Dracula – Tot aber glücklich (USA/F 1995)

dracula-tot-aber-gluecklichMel Brooks persiflierte erfolgreich „Vertigo“, „Frankenstein“ und „Star Wars“. Doch bereits mit der müden „Robin Hood“-Verulke „Helden in Strumpfhosen“ bewies der Kult-Komiker die Überflüssigkeit mancher Filmparodie. Den Tiefpunkt durchschritt der Meister des modernen Slapsticks allerdings mit der lausigen Anti-Burleske „Dracula – Tot aber glücklich“, die ungelenk und fahrlässig unkomisch Coppolas opulente Verfilmung des Stoffes auf die Schippe nimmt.

„Nackte Kanone“-Star Leslie Nielsen, dessen betonte Ernsthaftigkeit auch längst keinen humoristischen Automatismus mehr bedeutet, spielt den Karpaten-Grafen wie gehabt mit wonniger Tollpatschigkeit. Ist das erste Kichern aber erst einmal verflogen, stellt sich rasch der Katzenjammer einer ganz und gar gescheiterten Verballhornung ein. Allein das derart übertriebene Spiel der meisten Darsteller – wohl eine Hommage an Brownings „Dracula“-Adaption von 1931 – erstickt beinahe jeden Anflug von Komik im Keim.

In die Bresche springen müssen betont aufgesetzte Akzente und ein akut uncharmanter Running Gag, nach dem Dracula und Wissenschaftler Van Helsing (Brooks) stets versuchen das letzte Wort zu äußern. Schade ist es da um Ausstattung und Kostüme, die den klassischen Vorgaben bestmöglich gerecht werden wollen. In den liebevoll gestalteten Sets aber tummeln sich Mimen wie Peter MacNicol („Bean – Der ultimative Katastrophenfilm“) als dem Grafen dienlicher, bevorzugt Insekten verspeisender Makler Renfield oder Amy Yasbek („Die Maske“) als die von Dracula begehrte Mina Murray.
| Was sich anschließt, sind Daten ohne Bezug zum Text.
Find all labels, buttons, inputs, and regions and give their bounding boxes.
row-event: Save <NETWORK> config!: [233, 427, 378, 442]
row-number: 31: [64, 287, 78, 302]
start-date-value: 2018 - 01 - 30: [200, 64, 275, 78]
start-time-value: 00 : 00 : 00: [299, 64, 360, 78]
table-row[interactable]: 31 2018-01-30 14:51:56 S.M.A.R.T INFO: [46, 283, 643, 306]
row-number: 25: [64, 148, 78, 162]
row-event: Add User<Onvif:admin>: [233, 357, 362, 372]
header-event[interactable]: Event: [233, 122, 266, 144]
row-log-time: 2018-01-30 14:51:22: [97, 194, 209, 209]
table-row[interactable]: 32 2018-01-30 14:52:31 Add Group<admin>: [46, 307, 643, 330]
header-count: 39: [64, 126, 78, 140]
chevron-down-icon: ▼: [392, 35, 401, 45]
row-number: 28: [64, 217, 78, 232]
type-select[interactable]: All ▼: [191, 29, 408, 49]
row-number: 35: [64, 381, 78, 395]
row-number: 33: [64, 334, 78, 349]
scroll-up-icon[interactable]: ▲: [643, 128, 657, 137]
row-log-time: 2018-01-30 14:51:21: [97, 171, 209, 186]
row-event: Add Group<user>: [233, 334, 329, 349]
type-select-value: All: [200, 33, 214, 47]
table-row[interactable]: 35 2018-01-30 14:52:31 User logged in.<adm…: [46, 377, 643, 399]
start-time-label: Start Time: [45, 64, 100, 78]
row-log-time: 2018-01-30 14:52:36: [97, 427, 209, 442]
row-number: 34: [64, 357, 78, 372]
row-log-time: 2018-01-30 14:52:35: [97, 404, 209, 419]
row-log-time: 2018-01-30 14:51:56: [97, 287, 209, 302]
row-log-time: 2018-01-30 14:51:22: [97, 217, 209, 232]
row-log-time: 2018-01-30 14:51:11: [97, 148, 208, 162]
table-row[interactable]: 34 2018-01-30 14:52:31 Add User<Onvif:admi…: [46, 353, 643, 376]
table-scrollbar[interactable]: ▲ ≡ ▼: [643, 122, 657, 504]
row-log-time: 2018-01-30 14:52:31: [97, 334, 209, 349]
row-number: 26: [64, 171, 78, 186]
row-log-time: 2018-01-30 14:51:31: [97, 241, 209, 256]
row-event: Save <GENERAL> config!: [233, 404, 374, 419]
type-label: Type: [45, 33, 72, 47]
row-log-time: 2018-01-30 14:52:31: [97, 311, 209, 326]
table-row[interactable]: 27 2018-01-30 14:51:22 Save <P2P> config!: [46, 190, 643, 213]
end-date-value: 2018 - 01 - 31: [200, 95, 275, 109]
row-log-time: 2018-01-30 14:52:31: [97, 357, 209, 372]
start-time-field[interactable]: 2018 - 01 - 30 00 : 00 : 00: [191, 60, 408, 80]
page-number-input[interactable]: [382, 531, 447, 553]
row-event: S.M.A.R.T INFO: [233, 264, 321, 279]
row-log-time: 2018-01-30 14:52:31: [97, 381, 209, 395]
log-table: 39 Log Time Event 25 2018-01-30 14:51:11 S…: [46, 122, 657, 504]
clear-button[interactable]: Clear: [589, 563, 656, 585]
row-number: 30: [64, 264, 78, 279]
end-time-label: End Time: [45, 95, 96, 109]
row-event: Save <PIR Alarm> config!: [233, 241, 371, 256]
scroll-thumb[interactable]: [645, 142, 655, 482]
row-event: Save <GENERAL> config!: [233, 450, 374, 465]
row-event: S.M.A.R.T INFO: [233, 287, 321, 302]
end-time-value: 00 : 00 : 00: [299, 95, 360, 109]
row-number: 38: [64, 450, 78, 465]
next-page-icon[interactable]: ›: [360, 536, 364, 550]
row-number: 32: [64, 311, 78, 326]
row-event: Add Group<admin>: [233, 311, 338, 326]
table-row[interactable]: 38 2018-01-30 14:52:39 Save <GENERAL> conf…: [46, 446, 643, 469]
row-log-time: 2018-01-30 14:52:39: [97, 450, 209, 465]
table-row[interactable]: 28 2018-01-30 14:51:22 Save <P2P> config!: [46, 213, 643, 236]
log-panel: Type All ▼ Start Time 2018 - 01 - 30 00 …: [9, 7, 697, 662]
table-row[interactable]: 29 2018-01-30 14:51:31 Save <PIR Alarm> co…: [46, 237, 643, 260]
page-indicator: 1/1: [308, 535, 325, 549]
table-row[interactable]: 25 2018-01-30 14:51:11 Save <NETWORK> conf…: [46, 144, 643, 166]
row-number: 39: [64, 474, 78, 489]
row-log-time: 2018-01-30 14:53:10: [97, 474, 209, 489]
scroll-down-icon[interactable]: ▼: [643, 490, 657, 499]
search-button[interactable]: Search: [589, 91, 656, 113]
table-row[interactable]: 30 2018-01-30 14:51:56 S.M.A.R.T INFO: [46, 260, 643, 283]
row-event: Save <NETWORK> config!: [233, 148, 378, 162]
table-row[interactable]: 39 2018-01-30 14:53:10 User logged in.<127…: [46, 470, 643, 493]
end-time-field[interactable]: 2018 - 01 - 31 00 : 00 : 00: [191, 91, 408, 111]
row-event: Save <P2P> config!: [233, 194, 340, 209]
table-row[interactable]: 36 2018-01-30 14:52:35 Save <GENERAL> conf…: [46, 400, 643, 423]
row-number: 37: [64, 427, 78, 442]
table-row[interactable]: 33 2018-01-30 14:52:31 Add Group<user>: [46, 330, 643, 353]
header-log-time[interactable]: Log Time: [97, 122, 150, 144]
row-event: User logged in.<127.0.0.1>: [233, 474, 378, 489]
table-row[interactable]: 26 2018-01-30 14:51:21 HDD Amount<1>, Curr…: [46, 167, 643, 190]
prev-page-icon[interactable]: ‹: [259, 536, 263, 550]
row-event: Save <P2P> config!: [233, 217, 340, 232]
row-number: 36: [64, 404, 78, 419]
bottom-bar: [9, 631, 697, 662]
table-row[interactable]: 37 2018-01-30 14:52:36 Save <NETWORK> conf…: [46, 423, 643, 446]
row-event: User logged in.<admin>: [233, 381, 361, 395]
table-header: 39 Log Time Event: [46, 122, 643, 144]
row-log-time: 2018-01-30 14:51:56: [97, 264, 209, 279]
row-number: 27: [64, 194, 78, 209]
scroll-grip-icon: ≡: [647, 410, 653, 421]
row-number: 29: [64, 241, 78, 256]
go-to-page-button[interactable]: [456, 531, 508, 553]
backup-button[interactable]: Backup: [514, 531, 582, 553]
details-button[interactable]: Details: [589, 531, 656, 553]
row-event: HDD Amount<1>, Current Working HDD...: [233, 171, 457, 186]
Abseits der besten Szene, jener nicht enden wollenden Blutfontäne bei der Pfählung der verwandelten Lucy, gibt es keine ironische Brechung, die der bloßen Erwähnung wert wäre. Hoho, der Graf klatscht in Fledermausgestalt gegen ein geschlossenes Fenster. Hihi, als er sich aus seinem Sarg erhebt, stößt er sich den Kopf an einem Kronleuchter. Brooks folgt Bram Stokers Vorlage und den berühmten Verfilmungen, so weit es die bloße Aneinanderreihung lauer situationskomischer Verstrickungen erlaubt. Als Parodie bleibt sein „Dracula“ jedoch beschämend uncharmant.